Induction of Progressive Profound Hypocitraturia with Increasing Doses of Topiramate

OBJECTIVES To provide prospective, longitudinal evidence of the effects of topiramate, an antiepileptic medication prescribed for migraine headaches, on stone-risk factors, specifically as pertaining to dosing and rapidity of onset. METHODS Patients scheduled to begin topiramate therapy were recruited to participate in the study. Enrolled subjects collected a pretreatment 24-hour urine specimen with subsequent 24-hour urine specimens collected 5 days after beginning topiramate and after each dose escalation.
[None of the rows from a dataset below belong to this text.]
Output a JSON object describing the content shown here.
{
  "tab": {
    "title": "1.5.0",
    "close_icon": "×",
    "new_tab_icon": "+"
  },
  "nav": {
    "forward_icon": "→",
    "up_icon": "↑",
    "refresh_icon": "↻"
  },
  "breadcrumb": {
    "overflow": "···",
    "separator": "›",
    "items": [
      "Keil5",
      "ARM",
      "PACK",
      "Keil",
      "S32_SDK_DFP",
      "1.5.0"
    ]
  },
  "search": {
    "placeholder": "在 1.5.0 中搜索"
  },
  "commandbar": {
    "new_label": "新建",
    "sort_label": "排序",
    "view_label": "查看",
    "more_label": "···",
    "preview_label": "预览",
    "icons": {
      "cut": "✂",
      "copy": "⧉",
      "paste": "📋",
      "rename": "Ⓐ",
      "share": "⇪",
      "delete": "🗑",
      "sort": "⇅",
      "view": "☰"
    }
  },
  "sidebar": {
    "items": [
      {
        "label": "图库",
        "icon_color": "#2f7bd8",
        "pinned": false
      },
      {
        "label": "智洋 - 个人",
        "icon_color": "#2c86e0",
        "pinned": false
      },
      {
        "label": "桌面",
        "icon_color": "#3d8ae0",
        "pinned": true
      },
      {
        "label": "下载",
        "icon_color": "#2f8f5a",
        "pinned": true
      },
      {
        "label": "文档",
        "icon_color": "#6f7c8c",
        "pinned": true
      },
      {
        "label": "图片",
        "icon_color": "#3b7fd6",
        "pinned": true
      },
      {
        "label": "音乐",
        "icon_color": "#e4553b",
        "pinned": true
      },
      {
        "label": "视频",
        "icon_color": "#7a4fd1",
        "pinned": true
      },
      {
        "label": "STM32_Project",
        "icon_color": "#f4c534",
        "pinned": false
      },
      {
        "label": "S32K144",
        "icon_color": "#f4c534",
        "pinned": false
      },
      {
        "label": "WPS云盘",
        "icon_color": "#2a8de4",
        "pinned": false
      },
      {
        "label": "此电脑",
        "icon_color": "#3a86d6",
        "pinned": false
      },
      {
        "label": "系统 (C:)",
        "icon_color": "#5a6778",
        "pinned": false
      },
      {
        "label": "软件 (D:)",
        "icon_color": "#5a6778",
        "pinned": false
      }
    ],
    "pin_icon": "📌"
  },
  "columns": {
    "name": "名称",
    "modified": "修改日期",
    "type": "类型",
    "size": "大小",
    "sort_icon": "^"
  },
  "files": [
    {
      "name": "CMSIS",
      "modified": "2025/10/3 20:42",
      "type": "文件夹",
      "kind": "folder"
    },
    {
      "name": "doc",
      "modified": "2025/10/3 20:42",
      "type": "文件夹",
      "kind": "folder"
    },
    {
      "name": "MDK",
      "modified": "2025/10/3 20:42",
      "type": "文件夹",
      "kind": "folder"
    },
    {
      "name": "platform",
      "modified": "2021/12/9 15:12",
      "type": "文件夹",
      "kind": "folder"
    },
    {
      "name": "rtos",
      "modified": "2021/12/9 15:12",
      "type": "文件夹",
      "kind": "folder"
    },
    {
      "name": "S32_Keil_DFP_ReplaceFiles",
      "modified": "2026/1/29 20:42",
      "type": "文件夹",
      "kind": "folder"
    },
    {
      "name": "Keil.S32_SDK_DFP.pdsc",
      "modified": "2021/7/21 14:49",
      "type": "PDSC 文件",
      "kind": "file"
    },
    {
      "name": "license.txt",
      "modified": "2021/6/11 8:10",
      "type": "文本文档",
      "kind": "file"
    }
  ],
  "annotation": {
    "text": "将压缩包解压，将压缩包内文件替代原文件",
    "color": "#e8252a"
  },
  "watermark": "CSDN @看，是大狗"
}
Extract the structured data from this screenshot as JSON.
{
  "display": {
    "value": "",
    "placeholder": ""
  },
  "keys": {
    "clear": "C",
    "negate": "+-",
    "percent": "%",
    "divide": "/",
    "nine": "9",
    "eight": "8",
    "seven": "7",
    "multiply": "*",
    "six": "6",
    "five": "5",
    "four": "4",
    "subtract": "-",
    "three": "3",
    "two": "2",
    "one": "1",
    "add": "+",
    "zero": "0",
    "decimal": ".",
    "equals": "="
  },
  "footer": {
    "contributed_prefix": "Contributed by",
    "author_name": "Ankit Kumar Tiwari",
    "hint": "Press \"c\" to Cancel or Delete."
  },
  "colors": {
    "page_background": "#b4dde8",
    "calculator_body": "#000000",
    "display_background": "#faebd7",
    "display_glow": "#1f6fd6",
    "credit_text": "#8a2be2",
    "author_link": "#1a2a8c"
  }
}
RESULTS Six subjects enrolled in the study, 4 of whom completed two additional urine collections after initiating topiramate therapy. The pretreatment urine collections of the 4 subjects with additional samples revealed the following mean (range) values: urine volume 1550 (1300 to 1900) mL, pH 6.75 (6 to 7), creatinine 1436.3 (1196 to 1590) mg/day, calcium 305.8 (209 to 423) mg/day, and citrate 606.8 (290 to 860) mg/day. Five days after initiation of topiramate, mean calcium decreased to 211.5 mg/day (31% decrease), and mean citrate decreased to 398 (99 to 804) mg/day, an average decrease of 39.8% (6.5% to 65.9%) per patient. After a dose escalation, calcium increased to 286.8 mg/day, but citrate decreased further to 209 (119 to 353) mg/day, an average decrease of 65.1% (57.9% to 71.7%) per patient from pretreatment levels. CONCLUSIONS Topiramate therapy induces a profound decrease in urinary citrate levels, equivalent to the levels seen in distal renal tubular acidosis. Citrate levels decrease quickly after the start of topiramate therapy and continue to decrease with escalating doses.